Relatos de ameaças a caminhoneiros que optaram por não aderir à paralisação têm gerado preocupação na região Sul do Brasil. De acordo com informações divulgadas por portais de notícias regionais, alguns profissionais afirmam ter sofrido intimidações nas estradas, o que aumentou o clima de tensão em meio à mobilização da categoria.
Segundo representantes do setor, há casos em que motoristas foram abordados e pressionados a interromper viagens ou aderir ao movimento. As denúncias estão sendo acompanhadas por autoridades, que reforçam a importância de garantir o direito de livre circulação e trabalho.
Apesar do cenário, lideranças dos caminhoneiros indicam que a paralisação pode estar próxima do fim. Um representante da categoria afirmou que os profissionais aguardam a assinatura do presidente Luiz Inácio Lula da Silva em uma medida provisória apresentada nesta quarta-feira, dia 18, que trata da tabela de fretes.

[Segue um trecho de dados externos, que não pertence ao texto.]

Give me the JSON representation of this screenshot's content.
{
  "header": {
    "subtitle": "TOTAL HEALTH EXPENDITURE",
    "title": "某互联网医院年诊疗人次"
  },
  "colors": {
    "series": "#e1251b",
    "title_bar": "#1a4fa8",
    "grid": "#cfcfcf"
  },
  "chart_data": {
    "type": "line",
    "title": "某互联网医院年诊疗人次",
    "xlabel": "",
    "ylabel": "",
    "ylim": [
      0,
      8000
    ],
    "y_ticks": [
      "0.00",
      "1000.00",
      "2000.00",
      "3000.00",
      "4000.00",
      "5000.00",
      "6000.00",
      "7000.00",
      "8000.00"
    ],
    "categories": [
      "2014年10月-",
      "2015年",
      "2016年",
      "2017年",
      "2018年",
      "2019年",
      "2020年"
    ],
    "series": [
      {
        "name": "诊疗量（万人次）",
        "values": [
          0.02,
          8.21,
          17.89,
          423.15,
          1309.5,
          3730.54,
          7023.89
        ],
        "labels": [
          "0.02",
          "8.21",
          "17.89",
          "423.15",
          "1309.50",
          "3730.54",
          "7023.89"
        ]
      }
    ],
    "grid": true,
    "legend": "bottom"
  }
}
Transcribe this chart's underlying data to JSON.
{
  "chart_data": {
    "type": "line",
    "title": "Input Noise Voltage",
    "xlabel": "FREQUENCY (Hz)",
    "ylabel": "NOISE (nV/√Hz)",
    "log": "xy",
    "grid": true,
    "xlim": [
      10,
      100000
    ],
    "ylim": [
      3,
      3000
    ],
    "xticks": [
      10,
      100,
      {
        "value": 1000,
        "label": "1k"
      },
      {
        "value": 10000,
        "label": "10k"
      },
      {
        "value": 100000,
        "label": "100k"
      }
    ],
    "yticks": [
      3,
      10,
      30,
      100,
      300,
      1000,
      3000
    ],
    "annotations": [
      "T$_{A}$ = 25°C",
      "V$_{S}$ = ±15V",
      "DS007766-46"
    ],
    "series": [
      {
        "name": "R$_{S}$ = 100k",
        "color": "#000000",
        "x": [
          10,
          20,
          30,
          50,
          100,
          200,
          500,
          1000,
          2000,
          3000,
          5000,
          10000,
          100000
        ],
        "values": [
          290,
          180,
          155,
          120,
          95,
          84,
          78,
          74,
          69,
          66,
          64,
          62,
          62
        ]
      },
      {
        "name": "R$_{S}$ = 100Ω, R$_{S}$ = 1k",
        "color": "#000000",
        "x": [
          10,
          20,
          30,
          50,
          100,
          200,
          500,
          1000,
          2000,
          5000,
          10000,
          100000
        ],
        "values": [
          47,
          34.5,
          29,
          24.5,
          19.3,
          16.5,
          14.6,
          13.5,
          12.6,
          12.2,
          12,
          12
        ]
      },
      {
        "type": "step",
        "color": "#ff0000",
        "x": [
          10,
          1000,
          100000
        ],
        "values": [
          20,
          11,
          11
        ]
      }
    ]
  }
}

“Acreditamos que isso deva acontecer hoje ou já até tenha acontecido. Se de fato houver a assinatura, estaremos encerrando a mobilização e depois vamos para Brasília tratar sobre o assunto”, declarou.
A possível medida é vista como um avanço nas negociações entre governo e caminhoneiros, já que a definição de valores mínimos para o frete é uma das principais reivindicações da categoria. Enquanto isso, entidades do setor e órgãos de segurança seguem monitorando a situação para evitar novos episódios de coação e garantir a segurança nas rodovias da região Sul.